Gestion du Dossier Patient et méthodologie de l'examen clinique

  • Module d’observation clinique : afin de garantir une transition fluide vers des standards de pratique avancée, ce module permet la conception de formulaires de saisie personnalisés dédiés à l'examen clinique exhaustif.
    Ces outils structurent méthodiquement le recueil de l’anamnèse, le suivi des constantes vitales ainsi que la réalisation de l'examen physique, s’alignant ainsi rigoureusement sur les exigences de qualité des dossiers médicaux conventionnels.
  • Diagnostics infirmiers : L'intégration systématique des nomenclatures de diagnostics infirmiers et des référentiels de conduites thérapeutiques vise à encadrer et à légitimer le processus décisionnel de l’Infirmier en Pratique Avancée (IPA). Cette approche normalisée assure une traçabilité accrue des soins tout en consolidant l'autonomie clinique du praticien au sein du parcours de santé.

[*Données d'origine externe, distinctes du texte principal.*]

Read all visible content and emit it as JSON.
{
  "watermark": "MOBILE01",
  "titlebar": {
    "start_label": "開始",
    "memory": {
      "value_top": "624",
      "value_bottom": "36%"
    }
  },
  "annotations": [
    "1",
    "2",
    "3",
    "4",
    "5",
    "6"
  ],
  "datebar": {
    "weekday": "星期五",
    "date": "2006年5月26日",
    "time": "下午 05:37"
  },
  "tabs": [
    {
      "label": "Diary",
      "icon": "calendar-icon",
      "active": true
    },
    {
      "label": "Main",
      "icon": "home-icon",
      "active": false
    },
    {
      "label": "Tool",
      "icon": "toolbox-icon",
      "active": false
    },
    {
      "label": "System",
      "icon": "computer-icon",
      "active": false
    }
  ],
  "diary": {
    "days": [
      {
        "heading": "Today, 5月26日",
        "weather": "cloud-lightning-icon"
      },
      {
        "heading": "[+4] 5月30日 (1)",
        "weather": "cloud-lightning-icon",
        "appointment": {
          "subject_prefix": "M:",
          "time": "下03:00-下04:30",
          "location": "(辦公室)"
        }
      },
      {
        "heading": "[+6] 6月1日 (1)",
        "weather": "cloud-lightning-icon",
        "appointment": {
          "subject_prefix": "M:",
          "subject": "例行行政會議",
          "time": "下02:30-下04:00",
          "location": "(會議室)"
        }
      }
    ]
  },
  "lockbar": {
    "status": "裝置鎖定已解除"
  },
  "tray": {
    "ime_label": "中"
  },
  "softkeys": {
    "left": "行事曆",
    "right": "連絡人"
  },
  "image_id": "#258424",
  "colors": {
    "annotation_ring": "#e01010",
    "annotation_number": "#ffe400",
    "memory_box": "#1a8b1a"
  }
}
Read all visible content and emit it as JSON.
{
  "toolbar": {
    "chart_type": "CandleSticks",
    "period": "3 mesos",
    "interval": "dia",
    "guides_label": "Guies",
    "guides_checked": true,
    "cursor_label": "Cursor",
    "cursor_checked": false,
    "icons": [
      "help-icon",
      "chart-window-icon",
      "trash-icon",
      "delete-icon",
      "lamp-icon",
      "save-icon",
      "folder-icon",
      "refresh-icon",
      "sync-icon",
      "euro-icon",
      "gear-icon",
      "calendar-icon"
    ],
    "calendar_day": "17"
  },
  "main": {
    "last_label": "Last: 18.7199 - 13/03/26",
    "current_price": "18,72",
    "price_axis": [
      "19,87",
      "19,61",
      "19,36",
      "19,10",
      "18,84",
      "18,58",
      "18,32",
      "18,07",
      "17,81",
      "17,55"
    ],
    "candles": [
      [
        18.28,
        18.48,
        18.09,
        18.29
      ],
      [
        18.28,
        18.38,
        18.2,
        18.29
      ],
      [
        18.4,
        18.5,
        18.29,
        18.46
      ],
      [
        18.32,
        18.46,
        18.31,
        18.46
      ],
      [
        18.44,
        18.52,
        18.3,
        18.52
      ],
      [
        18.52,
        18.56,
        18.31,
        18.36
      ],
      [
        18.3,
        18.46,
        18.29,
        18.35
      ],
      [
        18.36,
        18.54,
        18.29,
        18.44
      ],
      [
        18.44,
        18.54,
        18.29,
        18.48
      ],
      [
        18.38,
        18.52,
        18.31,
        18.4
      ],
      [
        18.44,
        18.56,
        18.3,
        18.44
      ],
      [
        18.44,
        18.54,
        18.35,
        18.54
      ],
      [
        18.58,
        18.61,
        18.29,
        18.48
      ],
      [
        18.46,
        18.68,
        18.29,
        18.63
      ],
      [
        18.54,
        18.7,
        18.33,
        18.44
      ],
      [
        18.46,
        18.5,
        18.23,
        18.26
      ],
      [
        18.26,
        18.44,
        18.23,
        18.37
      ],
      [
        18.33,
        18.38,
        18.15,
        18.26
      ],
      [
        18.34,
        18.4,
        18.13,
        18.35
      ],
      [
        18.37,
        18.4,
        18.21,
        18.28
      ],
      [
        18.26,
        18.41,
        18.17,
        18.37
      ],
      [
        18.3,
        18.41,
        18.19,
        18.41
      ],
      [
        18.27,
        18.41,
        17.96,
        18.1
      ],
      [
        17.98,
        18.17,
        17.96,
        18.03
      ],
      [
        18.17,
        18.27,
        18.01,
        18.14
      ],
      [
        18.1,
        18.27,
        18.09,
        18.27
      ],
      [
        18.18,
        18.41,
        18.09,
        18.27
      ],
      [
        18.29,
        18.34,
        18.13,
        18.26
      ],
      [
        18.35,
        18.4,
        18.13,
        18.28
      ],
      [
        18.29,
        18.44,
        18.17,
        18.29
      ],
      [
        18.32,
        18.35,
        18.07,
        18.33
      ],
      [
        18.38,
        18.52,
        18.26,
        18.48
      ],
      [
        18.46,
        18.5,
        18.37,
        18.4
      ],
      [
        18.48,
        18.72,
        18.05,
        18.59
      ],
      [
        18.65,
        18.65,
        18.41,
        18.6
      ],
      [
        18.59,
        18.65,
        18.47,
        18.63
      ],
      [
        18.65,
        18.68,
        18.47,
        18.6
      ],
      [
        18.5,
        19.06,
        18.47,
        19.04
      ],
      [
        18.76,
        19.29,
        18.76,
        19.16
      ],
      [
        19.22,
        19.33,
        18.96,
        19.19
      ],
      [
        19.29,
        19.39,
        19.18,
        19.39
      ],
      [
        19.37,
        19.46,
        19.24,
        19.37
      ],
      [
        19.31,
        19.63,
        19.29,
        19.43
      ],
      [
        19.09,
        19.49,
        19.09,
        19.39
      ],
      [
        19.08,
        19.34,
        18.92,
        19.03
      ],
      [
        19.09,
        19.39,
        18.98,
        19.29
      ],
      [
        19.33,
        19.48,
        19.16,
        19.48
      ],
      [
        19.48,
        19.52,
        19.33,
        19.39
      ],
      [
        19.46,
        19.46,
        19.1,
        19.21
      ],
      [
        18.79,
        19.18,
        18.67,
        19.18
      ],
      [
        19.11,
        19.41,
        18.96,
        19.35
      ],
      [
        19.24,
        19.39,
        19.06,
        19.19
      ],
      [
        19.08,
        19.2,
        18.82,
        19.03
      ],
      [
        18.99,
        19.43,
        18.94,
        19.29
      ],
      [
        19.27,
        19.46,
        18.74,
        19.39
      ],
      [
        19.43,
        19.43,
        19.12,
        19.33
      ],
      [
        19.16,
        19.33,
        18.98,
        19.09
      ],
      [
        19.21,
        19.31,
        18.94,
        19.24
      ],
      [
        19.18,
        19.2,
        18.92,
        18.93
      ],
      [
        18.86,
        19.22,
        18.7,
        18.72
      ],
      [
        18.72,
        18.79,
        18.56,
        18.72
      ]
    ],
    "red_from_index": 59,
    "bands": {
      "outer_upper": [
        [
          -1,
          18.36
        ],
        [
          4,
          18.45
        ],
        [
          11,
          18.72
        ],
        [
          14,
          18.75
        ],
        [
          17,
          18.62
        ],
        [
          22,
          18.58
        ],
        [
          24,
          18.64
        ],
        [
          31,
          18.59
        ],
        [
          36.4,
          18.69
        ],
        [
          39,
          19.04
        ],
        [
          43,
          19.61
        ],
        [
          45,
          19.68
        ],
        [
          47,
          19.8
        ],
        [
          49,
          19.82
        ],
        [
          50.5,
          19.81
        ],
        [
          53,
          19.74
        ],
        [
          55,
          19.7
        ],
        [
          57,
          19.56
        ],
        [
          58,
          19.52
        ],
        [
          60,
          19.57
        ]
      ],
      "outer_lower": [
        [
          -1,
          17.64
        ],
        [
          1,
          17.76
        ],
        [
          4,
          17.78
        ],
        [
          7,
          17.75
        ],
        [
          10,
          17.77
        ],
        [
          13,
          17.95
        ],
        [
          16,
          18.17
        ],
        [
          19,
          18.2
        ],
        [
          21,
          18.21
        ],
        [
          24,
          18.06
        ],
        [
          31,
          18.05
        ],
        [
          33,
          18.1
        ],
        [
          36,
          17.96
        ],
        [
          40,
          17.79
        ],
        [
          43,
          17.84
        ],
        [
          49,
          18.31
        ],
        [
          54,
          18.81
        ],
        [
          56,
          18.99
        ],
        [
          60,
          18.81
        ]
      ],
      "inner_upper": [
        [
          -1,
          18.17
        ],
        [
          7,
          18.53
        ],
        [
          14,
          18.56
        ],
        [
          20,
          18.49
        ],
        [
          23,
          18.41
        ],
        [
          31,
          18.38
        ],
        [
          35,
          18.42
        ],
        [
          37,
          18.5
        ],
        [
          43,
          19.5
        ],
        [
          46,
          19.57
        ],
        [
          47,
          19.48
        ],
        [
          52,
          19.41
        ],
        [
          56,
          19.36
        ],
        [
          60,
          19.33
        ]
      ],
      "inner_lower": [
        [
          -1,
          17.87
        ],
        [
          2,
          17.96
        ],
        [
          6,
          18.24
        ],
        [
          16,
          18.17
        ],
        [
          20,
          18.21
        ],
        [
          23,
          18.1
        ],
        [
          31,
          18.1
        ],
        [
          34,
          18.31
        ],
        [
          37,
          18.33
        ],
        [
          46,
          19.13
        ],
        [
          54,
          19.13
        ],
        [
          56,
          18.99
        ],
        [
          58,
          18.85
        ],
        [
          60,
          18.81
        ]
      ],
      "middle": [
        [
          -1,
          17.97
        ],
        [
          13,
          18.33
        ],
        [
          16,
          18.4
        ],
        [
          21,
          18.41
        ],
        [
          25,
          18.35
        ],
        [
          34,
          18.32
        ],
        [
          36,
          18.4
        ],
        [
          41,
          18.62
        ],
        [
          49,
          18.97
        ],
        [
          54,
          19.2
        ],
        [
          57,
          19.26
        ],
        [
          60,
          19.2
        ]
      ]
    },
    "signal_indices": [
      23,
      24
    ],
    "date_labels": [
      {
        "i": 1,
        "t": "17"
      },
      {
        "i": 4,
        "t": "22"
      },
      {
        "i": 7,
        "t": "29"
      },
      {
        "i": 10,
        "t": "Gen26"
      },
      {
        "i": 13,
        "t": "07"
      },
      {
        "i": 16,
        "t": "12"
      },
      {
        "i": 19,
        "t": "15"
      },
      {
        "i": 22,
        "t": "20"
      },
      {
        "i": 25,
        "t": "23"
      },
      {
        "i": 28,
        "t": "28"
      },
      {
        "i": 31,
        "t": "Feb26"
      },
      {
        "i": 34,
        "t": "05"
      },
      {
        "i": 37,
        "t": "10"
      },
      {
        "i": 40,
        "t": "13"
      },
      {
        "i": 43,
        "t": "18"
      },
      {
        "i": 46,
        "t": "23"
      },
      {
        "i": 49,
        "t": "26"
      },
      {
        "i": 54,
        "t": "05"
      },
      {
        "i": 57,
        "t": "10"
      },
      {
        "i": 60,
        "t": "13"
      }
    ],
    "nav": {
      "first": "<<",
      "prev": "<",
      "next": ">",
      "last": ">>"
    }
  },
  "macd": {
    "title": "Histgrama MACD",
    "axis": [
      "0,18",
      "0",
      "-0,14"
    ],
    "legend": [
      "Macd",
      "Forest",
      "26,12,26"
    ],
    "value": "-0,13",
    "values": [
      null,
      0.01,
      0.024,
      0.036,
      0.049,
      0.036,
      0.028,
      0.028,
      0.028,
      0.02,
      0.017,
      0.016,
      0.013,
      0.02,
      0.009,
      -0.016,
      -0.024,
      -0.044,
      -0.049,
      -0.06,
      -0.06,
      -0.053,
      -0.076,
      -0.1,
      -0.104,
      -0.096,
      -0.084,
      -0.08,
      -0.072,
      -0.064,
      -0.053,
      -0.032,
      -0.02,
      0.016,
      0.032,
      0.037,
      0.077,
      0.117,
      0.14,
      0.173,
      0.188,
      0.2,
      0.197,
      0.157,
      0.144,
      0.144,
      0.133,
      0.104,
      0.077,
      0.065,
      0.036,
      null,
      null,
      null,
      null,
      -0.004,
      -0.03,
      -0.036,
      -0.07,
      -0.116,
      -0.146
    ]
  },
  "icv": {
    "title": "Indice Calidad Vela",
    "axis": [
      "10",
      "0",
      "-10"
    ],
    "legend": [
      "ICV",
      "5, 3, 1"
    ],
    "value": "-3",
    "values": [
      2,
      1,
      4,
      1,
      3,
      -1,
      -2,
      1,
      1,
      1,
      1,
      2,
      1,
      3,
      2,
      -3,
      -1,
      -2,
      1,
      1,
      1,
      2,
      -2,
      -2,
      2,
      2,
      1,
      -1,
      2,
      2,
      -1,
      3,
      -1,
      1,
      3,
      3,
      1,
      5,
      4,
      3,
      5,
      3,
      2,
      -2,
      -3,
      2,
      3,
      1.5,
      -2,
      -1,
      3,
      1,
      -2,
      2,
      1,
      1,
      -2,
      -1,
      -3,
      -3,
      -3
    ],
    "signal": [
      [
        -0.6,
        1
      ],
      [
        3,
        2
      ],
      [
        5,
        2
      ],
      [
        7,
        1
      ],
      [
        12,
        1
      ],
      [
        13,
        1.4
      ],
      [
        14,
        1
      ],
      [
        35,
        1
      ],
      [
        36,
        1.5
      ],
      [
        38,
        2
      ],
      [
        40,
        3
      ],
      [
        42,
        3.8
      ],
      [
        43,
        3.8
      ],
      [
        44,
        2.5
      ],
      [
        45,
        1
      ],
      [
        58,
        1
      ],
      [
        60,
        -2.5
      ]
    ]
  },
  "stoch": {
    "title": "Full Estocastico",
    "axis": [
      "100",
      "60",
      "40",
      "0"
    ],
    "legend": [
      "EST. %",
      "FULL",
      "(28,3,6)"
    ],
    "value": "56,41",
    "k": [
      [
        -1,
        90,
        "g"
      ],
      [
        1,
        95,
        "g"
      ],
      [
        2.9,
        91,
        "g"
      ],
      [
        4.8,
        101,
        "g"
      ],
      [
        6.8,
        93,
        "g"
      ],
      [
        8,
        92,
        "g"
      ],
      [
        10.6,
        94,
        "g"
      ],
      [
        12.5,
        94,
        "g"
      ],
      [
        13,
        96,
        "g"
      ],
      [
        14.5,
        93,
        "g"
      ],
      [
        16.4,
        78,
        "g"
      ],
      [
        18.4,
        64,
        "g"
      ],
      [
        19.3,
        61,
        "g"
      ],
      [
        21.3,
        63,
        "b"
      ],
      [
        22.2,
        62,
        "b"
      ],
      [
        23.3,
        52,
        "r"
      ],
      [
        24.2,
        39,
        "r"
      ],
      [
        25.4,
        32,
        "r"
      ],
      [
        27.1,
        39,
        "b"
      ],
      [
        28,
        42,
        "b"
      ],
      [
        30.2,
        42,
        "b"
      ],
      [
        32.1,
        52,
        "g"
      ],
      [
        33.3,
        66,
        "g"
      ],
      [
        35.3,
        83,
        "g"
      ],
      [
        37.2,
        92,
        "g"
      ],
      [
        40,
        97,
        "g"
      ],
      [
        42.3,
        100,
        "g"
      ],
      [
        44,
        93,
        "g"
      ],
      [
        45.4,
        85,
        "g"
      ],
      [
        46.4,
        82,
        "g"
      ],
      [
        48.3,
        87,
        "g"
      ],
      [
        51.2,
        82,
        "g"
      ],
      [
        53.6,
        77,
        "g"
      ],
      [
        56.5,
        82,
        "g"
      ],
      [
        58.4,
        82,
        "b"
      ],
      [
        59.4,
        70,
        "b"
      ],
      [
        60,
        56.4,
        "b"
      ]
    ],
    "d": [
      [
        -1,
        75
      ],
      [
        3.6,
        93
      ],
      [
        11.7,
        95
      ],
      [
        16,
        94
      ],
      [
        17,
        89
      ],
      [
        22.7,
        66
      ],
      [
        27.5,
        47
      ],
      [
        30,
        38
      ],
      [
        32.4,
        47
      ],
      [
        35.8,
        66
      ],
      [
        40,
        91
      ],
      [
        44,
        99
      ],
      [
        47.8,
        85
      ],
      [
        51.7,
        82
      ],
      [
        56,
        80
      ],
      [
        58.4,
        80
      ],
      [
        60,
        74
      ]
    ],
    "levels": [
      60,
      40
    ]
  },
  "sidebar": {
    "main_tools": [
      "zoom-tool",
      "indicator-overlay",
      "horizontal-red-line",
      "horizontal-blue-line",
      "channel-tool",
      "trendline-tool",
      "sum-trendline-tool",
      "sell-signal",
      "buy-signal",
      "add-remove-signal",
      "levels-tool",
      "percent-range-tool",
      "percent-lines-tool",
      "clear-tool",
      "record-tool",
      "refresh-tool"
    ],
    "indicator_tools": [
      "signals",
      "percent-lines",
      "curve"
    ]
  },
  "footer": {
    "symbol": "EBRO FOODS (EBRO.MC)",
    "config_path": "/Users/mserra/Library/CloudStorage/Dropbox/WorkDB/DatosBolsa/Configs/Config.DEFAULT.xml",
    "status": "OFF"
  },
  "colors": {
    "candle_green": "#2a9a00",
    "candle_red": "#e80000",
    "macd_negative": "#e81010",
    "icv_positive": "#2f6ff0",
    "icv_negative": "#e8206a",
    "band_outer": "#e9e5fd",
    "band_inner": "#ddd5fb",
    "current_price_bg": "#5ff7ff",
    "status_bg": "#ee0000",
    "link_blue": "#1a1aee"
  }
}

Gestion des modalités d’exercice coordonné

Considérant que l’accès direct aux soins est intrinsèquement lié à l’exercice au sein de structures coordonnées telles que les CPTS, MSP ou centres de santé, l’interopérabilité des systèmes d’information devient un impératif stratégique. L’optimisation du partage de données entre l’Infirmier en Pratique Avancée (IPA) et les médecins de la structure doit s'appuyer sur des bases de données mutualisées et hautement sécurisées, garantissant ainsi une continuité de service irréprochable.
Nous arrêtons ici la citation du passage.